东台/居著培
棉花不再是本地主要农作物,但祖先为种棉而迁徙的那段历史为后人津津乐道。
草房立在棉田中间,屋后有池塘,池塘边有三五柳树和桃树。草房夯土成墙,木质榫卯结构骨架,覆以芦苇篱笆,茅草盖顶。经年累月,那些芦苇茅草都变成深褐色。农具挂在屋梁上。种子装在巴掌大的布袋里,挂在墙上。
屋子正中蹲一辆纺车。外婆端坐纺车前。她的右手握着木柄摇动那硕大的纺轮,左手捏着一根棉条,纺轮带动锭子飞速转动,棉条里扯出一根细线连接到锭子上。随着纺车的转动,那锭子就越来越饱满,到最后,变得像一只沉甸甸的红薯。外婆和村人都自己种棉,自己纺纱织布,衣服床被自给自足。
在我的记忆里,外婆所在的村庄,人们说着软糯好听的方言。母亲告诉我,外公还是少年时,弟兄仨和同族人一起推着小车从海门来到此地。可惜外公在他五十多岁就患病去世。我没有见过外公,只看到他的照片端放在舅舅家的柜子上,脸型端方,眼神慈祥而睿智。本地人把他们称作海门人。海门人肯吃苦,他们白手起家,开荒种地;海门人邻里和睦,有难大家帮,有福大家享;海门人聪明灵巧,他们擅长种植各种瓜果杂粮,粗粝的食物也能变化出诱人的味道……
棉花是海门人最重要的农作物。夏天的清晨,我常常在梦中被母亲叫醒,去棉花地里捉虫。人们把杨树的叶子团成团,拴在竹竿头上,插在棉花地里。蛾子夜里怕冷,躲在树叶间。我们早上拿一只袋子去套,一套一个准。不能等太阳升起,否则它们会全部飞走。
秋天,棉花收获。外婆和母亲把棉花晾在柴帘上晒。晒干了,就坐在帘子旁分拣,把品相好的装在麻袋里预备去卖。我喜欢仰面躺在棉花包上,看碧蓝的天空上那一堆堆白云,想象那是天上的棉花垛。天上的“棉花”白得透亮,比地上的棉花还好看。天上也有小孩吗?天上也有像我这样爱躺在棉花垛上的小孩吗?我常常陷入无限遐想。
当我走出外婆庄子,才发现当年从海门迁来的绝不是少数。从东台新街镇往北,有的整村整村的都是海门人。我读师范时在大丰南阳小学实习,领导老师竟然全说海门话。一次,遇到一位射阳的朋友,他告诉我射阳也是这样。海门人都自言祖先在上世纪初从海门移民过来。天啊,当年到底发生了什么?无数海门人离开相对富庶的家乡,义无反顾踏上茫茫荒滩。草丛中的小路蜿蜒曲折,对于未知的前路,他们何以有那样的信心和决心呀?

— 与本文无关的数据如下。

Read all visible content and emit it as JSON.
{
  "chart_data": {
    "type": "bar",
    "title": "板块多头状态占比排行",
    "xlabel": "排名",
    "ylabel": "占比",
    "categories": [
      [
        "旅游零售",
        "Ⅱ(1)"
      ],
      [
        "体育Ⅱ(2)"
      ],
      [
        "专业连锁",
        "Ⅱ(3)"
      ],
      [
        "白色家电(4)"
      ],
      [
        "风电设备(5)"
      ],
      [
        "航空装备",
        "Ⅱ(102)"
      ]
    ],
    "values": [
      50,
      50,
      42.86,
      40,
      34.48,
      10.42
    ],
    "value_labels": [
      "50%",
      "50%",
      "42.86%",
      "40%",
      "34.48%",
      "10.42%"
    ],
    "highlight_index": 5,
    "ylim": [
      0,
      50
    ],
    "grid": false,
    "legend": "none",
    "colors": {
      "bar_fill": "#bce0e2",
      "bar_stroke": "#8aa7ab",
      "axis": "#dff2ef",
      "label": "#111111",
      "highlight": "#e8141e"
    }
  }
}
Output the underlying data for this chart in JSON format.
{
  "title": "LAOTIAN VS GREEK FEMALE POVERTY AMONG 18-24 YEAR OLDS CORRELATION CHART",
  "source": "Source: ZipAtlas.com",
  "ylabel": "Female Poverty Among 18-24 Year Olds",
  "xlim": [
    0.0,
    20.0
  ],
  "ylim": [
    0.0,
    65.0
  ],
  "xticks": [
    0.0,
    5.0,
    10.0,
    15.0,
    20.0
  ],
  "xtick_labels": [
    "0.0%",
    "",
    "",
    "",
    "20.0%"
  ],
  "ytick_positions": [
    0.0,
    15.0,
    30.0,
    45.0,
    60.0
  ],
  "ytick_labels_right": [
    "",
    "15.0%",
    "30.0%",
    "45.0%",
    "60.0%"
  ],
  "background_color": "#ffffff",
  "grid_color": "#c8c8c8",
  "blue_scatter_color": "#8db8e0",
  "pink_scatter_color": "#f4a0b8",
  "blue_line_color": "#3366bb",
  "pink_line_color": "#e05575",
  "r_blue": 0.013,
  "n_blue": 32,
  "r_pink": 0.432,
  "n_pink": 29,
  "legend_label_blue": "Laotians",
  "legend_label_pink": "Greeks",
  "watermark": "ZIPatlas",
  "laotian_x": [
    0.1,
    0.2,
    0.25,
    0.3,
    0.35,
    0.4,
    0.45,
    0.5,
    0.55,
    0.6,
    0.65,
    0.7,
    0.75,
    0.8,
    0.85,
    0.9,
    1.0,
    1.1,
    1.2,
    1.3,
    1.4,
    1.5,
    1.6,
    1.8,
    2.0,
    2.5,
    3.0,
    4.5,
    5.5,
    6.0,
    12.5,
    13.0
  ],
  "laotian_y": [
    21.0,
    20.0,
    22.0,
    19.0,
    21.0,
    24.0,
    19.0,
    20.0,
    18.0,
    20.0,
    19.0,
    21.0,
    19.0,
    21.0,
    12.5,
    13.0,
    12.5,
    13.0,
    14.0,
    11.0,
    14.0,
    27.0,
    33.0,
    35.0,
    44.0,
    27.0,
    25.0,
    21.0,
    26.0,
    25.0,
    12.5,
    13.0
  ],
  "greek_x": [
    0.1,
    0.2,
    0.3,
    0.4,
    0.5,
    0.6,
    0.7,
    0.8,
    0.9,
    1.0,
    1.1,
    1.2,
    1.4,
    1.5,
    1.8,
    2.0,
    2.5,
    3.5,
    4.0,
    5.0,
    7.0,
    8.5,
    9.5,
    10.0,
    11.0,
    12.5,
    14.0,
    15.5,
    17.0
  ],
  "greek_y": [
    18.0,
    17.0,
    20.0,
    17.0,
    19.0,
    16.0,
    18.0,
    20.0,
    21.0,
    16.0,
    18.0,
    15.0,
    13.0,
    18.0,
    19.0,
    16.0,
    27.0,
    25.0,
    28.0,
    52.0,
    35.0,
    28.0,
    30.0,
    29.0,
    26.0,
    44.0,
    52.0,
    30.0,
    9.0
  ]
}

再后来我读到了张謇,才恍然大悟。史载:张謇,南通海门人,中国近代实业家、政治家、教育家和书法家。他在中状元的第二年,也就是1895年,奉张之洞之命在南通创办大生纱厂。1901年,张謇等人除在通海、盐阜等地区围垦大片土地、开办盐垦公司外,在东台境内也办过4家公司。垦地数十万亩。废灶兴垦,发展棉植,解决了办纱厂所需要的原料。
原来如此!如今,我驱车经过新街,总会看到张謇高大的塑像立于路边。他额头饱满,眼神温厚。他的脚下,百年前迁徙而来的海门人已经开枝散叶,成为建设盐城新的主力军。棉花不再是本地主要农作物,但祖先为种棉而迁徙的那段历史为后人津津乐道。祖先的顽强和坚韧已经融化在血液中,并一代代传承下去。